Today, I made Moogan Ghasshi - something we used to have on religious feast days when onion or garlic is avoided. It's one of my all-time favorite Konkani curries.
Moogan Ghasshi (Serves 4-6)
1 cup moog sprouts, boiled
salt to taste
Grind to a fine paste
1/2 cup freshly grated coconut
3-4 dried red chilies
1 tsp tamarind pulp
1 tsp oil
1/2 tsp Mustard seeds
1/4 tsp Asafoetida
7 curry leaves
1. Boil moog sprouts. If using pressure cooker, make sure to have only one whistle, else they will be overcooked.
2. Put moog sprouts in a saucepan. Add ground masala and about 1 cup water.
3. Let it boil. Add salt. Lower the heat.
4. Heat up a small saucepan. Add oil. Add mustard seeds, asafoetida and curry leaves.
5. As the mustard seeds splutter, add the entire seasoning oil to the Ghasshi.

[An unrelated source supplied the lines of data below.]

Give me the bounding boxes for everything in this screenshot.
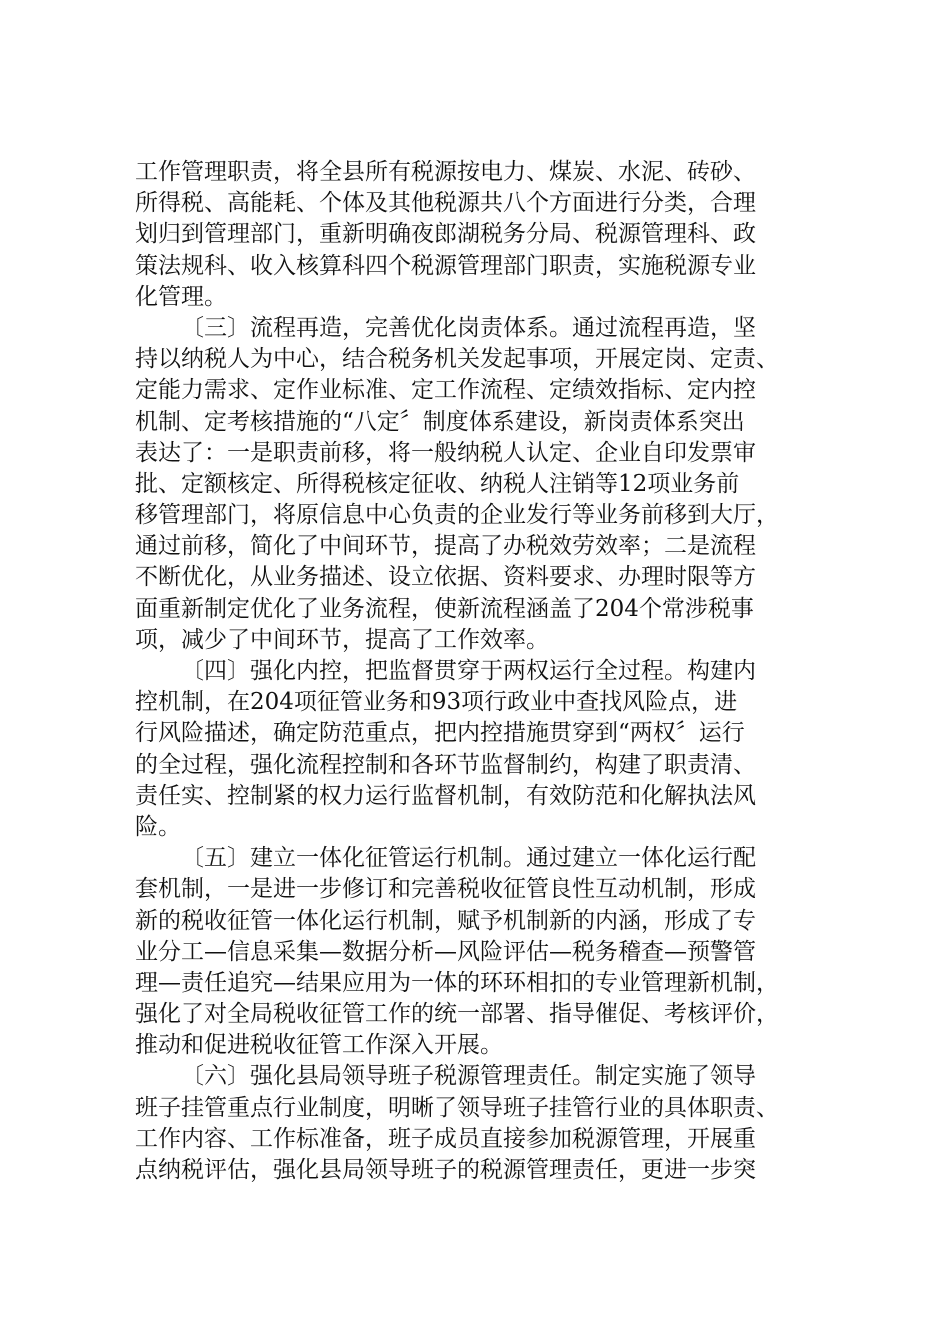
text-line: 批、定额核定、所得税核定征收、纳税人注销等12项业务前 <box>135 470 740 497</box>
body-text <box>135 157 835 1186</box>
paragraph-heading-4: 〔四〕强化内控，把监督贯穿于两权运行全过程。构建内 <box>181 658 756 684</box>
text-line: 推动和促进税收征管工作深入开展。 <box>135 1032 503 1059</box>
text-line: 持以纳税人为中心，结合税务机关发起事项，开展定岗、定责、 <box>135 346 779 373</box>
text-line: 点纳税评估，强化县局领导班子的税源管理责任，更进一步突 <box>135 1157 756 1183</box>
text-line: 表达了：一是职责前移，将一般纳税人认定、企业自印发票审 <box>135 439 756 466</box>
text-line: 机制、定考核措施的“八定〞制度体系建设，新岗责体系突出 <box>135 408 745 435</box>
paragraph-heading-3: 〔三〕流程再造，完善优化岗责体系。通过流程再造，坚 <box>181 314 756 341</box>
text-line: 工作内容、工作标准备，班子成员直接参加税源管理，开展重 <box>135 1125 756 1152</box>
text-line: 班子挂管重点行业制度，明晰了领导班子挂管行业的具体职责、 <box>135 1094 779 1121</box>
text-line: 定能力需求、定作业标准、定工作流程、定绩效指标、定内控 <box>135 377 756 404</box>
text-line: 控机制，在204项征管业务和93项行政业中查找风险点，进 <box>135 689 738 716</box>
text-line: 业分工—信息采集—数据分析—风险评估—税务稽查—预警管 <box>135 938 756 965</box>
text-line: 强化了对全局税收征管工作的统一部署、指导催促、考核评价， <box>135 1001 779 1028</box>
text-line: 面重新制定优化了业务流程，使新流程涵盖了204个常涉税事 <box>135 595 754 622</box>
paragraph-heading-6: 〔六〕强化县局领导班子税源管理责任。制定实施了领导 <box>181 1063 756 1090</box>
text-line: 所得税、高能耗、个体及其他税源共八个方面进行分类，合理 <box>135 190 756 217</box>
paragraph-heading-5: 〔五〕建立一体化征管运行机制。通过建立一体化运行配 <box>181 845 756 872</box>
text-line: 通过前移，简化了中间环节，提高了办税效劳效率；二是流程 <box>135 533 756 560</box>
text-line: 划归到管理部门，重新明确夜郎湖税务分局、税源管理科、政 <box>135 221 756 248</box>
text-line: 险。 <box>135 813 181 840</box>
text-line: 新的税收征管一体化运行机制，赋予机制新的内涵，形成了专 <box>135 907 756 934</box>
text-line: 不断优化，从业务描述、设立依据、资料要求、办理时限等方 <box>135 564 756 591</box>
text-line: 项，减少了中间环节，提高了工作效率。 <box>135 626 549 653</box>
text-line: 套机制，一是进一步修订和完善税收征管良性互动机制，形成 <box>135 876 756 903</box>
text-line: 移管理部门，将原信息中心负责的企业发行等业务前移到大厅， <box>135 502 779 529</box>
text-line: 行风险描述，确定防范重点，把内控措施贯穿到“两权〞运行 <box>135 720 745 747</box>
text-line: 策法规科、收入核算科四个税源管理部门职责，实施税源专业 <box>135 252 756 279</box>
text-line: 工作管理职责，将全县所有税源按电力、煤炭、水泥、砖砂、 <box>135 159 756 185</box>
text-line: 理—责任追究—结果应用为一体的环环相扣的专业管理新机制， <box>135 969 779 996</box>
text-line: 的全过程，强化流程控制和各环节监督制约，构建了职责清、 <box>135 751 756 778</box>
text-line: 责任实、控制紧的权力运行监督机制，有效防范和化解执法风 <box>135 782 756 809</box>
text-line: 化管理。 <box>135 283 227 310</box>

As soon as you hear "chrrrrrrrrr" sound, switch off the gas, and quickly cover the pot with a lid. This way the flavor of the tempering remains in the Ghasshi.
6. Serve with rice or chapati
1. Ghasshi can also be made with black chana sprouts. This Chana Ghasshi is traditionally served in many Konkani homes on Fridays.